Recording fraud cases of more than £100,000 hitting UK Courts, KPMG’s Fraud Barometer reports a total of £1.1 billion alleged fraud in 2019, the sixth largest value in the report’s history.
Amongst the main targets were commercial businesses and the general public, with alleged cases of insider fraud against businesses more than doubling in value compared to 2018. Alleged fraud against businesses involving traditional embezzlement against employers, manipulation accounts or abuse of position accounted for over £192 million in UK Courts in 2019, compared to £109 million in 2018.
In a release accompanying the announcement, KPMG’s UK Head of Investigations Roy Waligora urged vigilance. “Following a very busy year for both the fraudsters and law enforcement, it is crucial that businesses and the general public remain on high alert against fraud as uncertain times breeds opportunity.
“In the current economic environment, disruption, change and uncertainty are all triggers that can lead to an increase in the risk of fraud and businesses should have heightened awareness of their fraud controls.”
Employees remain the main targets for fraudsters, said Waligora.

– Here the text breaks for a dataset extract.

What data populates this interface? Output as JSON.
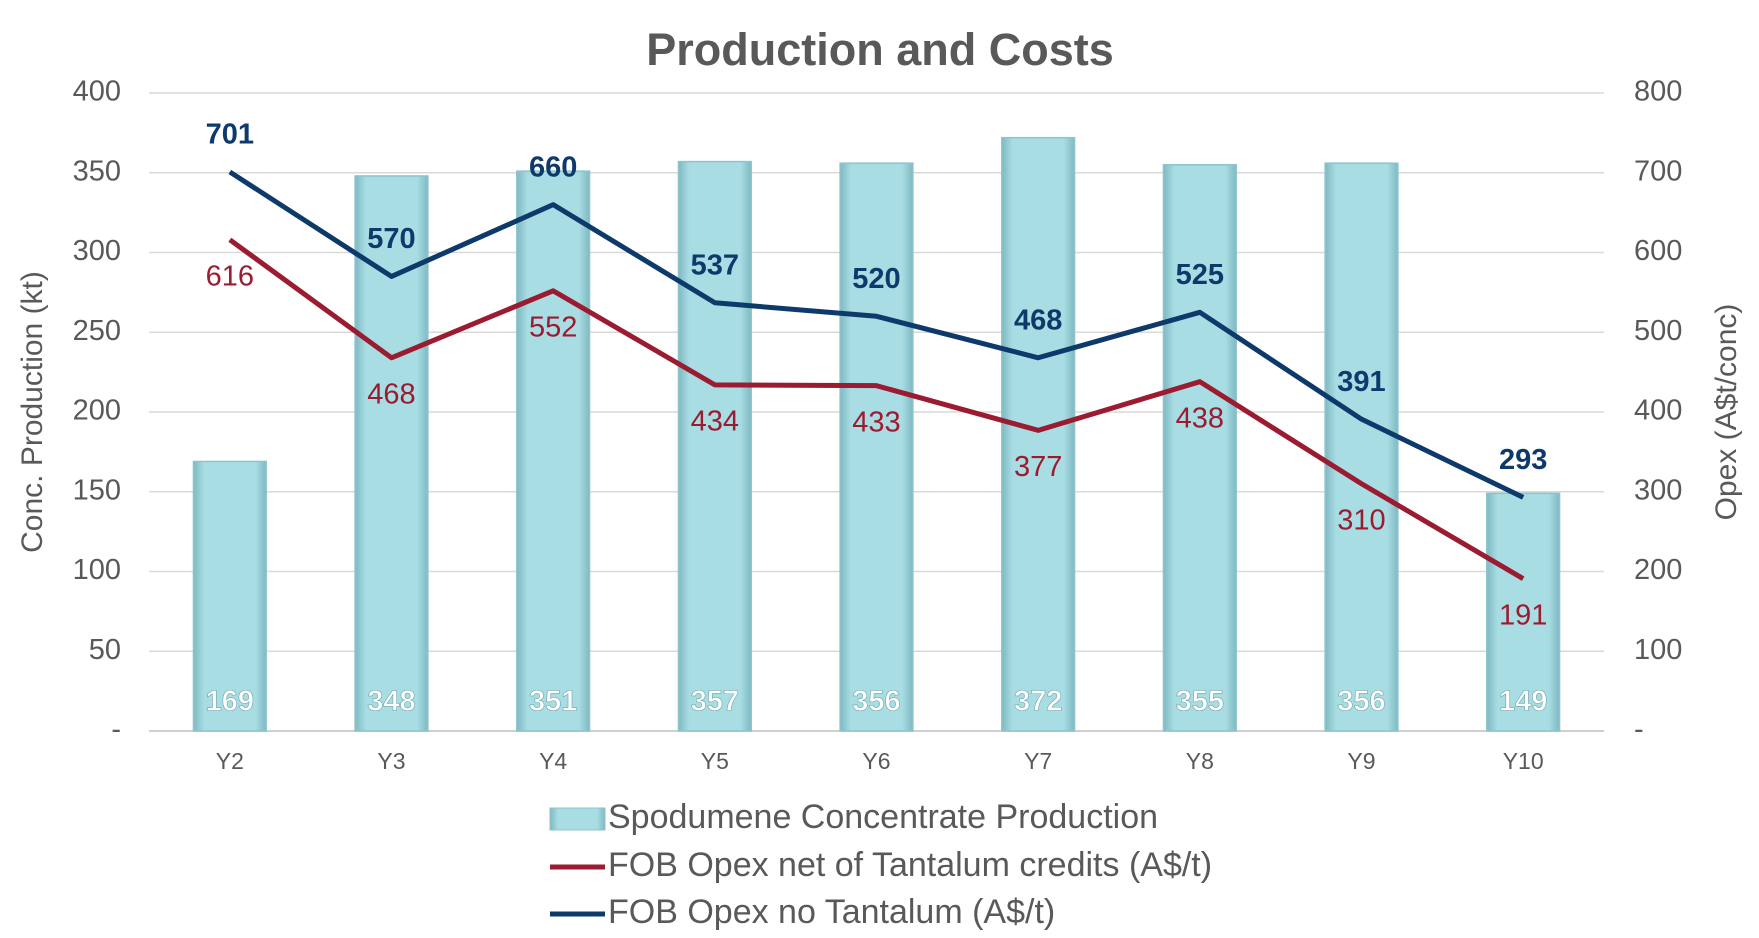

“The general economic uncertainty will also put pressure on usually law-abiding staff to take risks they might not ever have normally taken. Consequently, many businesses face an increased ‘threat from within’ coupled with a seemingly exponential rise in external threats. Employers need to be more robust with screening for new employees and third parties. Individuals who have inside knowledge of a business will often be the ones to identify the soft spots of a company’s defences for their own advantage.”
Tech-enabled frauds have been on the increase, as have cross-border scams involving criminal gangs. Alleged fraud cases targeting the public have also risen, reaching £63.8m in 2019 compared to £40m the year previous.
Mark Thompson, UK Investigations Director at KPMG, pointed out that fraud now constitutes a third of all UK crime.